«Мое поколение, мы — уже уходящая натура…» — совсем недавно, а кажется, вчера, в этих словах слышалось чуть-чуть рисовки. Кажется – мы просто разговаривали, оказалось – это последнее интервью Вигена СТЕПАНЯНА, драматурга, режиссера, основателя театра, актера, любимца публики, заслуженного деятеля искусств РА. А он не кокетничал, он взял и – ушел!
Борисыч, ты чего?!!!
«Живем, как в тире, и почему-то именно мы на той стороне, куда стреляют», — невесело заметил один из наших ведущих театральных руководителей… Точно заметил!
ВИГЕН СТЕПАНЯН БЫЛ НА ТОЙ СТОРОНЕ, «КУДА СТРЕЛЯЮТ». И дело вовсе не в сжавшейся до двух полюсов политической ситуации в стране и его открыто и часто высказываемой позиции. И даже не в том, что сторона искусства и культуры, в принципе, оказалась в последние годы чужой и «черной». Виген был из категории людей самой не трендовой, самой подозрительной, самой чуждой — той, в которой нынешний вектор «белых, свободных и гордых» чутьем чует инородный элемент и наибольшую для себя угрозу. Виген Степанян был абсолютно городским, абсолютно столичным продуктом, его интеллигентность определялась не рафинированностью, но всегда оптимистичным и доброжелательным отношением к окружающим, какой-то неармянской «невыносимой лёгкостью бытия». Как следствие – он был ироничен, а его обаятельнейшая улыбка была самым победным из всех видов мягкого оружия. И вот сейчас подумалось – а ведь именно Виген был по-настоящему свободным…

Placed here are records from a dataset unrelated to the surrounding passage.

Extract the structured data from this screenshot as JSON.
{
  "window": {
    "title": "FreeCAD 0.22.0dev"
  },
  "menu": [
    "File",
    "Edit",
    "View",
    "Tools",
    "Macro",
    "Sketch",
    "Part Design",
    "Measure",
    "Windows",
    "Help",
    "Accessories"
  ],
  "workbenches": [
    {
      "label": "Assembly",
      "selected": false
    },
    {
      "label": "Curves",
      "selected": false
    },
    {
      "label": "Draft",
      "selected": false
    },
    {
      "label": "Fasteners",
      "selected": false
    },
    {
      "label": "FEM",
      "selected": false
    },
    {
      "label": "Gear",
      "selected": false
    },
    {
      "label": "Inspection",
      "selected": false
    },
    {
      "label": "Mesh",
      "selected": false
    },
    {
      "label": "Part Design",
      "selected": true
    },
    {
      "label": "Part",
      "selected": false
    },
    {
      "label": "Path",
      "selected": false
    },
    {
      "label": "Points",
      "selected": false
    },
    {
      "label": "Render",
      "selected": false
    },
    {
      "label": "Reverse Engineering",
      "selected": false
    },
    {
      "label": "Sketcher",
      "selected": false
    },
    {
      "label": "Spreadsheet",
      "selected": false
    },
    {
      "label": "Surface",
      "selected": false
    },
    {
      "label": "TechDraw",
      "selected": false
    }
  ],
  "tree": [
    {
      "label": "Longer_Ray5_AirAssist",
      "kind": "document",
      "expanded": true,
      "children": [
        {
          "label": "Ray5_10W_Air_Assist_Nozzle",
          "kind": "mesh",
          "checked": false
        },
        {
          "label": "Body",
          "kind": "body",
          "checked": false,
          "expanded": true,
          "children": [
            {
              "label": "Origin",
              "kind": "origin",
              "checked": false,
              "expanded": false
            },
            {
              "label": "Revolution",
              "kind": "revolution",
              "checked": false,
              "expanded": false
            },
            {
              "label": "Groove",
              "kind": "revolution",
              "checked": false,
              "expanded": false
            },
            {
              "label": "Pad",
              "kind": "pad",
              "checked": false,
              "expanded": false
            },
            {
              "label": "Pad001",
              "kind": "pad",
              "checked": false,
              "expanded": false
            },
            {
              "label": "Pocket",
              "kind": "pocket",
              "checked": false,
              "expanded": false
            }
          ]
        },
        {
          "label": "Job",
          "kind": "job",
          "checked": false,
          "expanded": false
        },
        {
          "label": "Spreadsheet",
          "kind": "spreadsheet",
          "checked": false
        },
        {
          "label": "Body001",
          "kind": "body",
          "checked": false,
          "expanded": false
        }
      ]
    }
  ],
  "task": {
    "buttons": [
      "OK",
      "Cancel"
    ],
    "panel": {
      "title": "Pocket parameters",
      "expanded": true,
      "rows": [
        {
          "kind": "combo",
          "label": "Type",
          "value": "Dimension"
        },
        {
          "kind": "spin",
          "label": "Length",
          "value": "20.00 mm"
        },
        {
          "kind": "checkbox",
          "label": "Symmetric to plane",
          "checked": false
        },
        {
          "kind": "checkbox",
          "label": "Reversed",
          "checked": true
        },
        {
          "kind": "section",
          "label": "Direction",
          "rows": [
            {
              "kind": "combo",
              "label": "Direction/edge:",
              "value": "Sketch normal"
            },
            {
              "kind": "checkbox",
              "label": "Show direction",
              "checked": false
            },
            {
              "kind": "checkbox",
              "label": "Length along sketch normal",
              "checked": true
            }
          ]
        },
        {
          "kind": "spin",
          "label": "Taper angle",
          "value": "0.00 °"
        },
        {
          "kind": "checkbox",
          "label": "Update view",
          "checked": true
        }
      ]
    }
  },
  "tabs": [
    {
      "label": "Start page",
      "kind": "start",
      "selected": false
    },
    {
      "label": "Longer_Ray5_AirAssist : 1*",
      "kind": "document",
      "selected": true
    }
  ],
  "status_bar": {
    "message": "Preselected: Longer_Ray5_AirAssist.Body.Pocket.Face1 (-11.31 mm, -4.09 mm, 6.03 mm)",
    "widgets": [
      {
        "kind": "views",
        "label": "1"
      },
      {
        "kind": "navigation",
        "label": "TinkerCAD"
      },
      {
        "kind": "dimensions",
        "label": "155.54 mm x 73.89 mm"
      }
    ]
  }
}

Действительно — почему он никогда особо не настаивал на директорствах и худрукствах? Послужной список заслуженного деятеля искусств практически обязывал его к этому. Русский театр им. Станиславского и Национальный театр им. Сундукяна, Государственный Камерный и Музыкальный камерный, ТЮЗ и «Амазгаин», театры Гориса и Капана… Трудно найти в Армении очаг Мельпомены, в котором Виген Борисович не играл роли и не ставил спектаклей. В еще советском 1989 году он основал актерскую студию «Ардзаганк», которая потом переродилась в театр «Метро», которым он руководил несколько лет. А когда в «Метро» решили сменить руководство, почти на десять лет уехал в Бейрут, где тоже не сидел сложа руки, а организовал замечательный детский театр – детские музыкальные спектакли вообще были его коньком. Три раза он становился режиссером главного и грандиозного столичного праздника «Эребуни-Ереван». Написал с десяток пьес, а по двум его сценариям были сняты фильмы. Успел даже побывать режиссером Национального театра оперы и балета им. Спендиаряна. Разве этого не достаточно, чтобы ходить по высоким кабинетам, топать ногами и интриговать, пытаясь подкопаться под собрата по творчеству?
ОН НИКОГДА ЭТОГО НЕ ДЕЛАЛ. Повозмущаться, если оставался без работы, в рамках порожнего трепа за чашкой кофе – кто не без греха? Совершить поступок, который потом назовут «подлостью» – никогда. Для этого он был слишком мужчиной и интеллигентом. И, очевидно, ценил свою свободу выше стабильной зарплаты. Эта свобода позволила ему не только сыграть десятки и десятки ролей в театре. Эта свобода вкупе с владением большой культурой и бьющим через край обаянием позволяла ему становится «своим» в любой компании в любой стране. И в кино он снимался не только отечественном, но на разных студиях за ее пределами. И блистать умел не только в роли, но за ее пределами.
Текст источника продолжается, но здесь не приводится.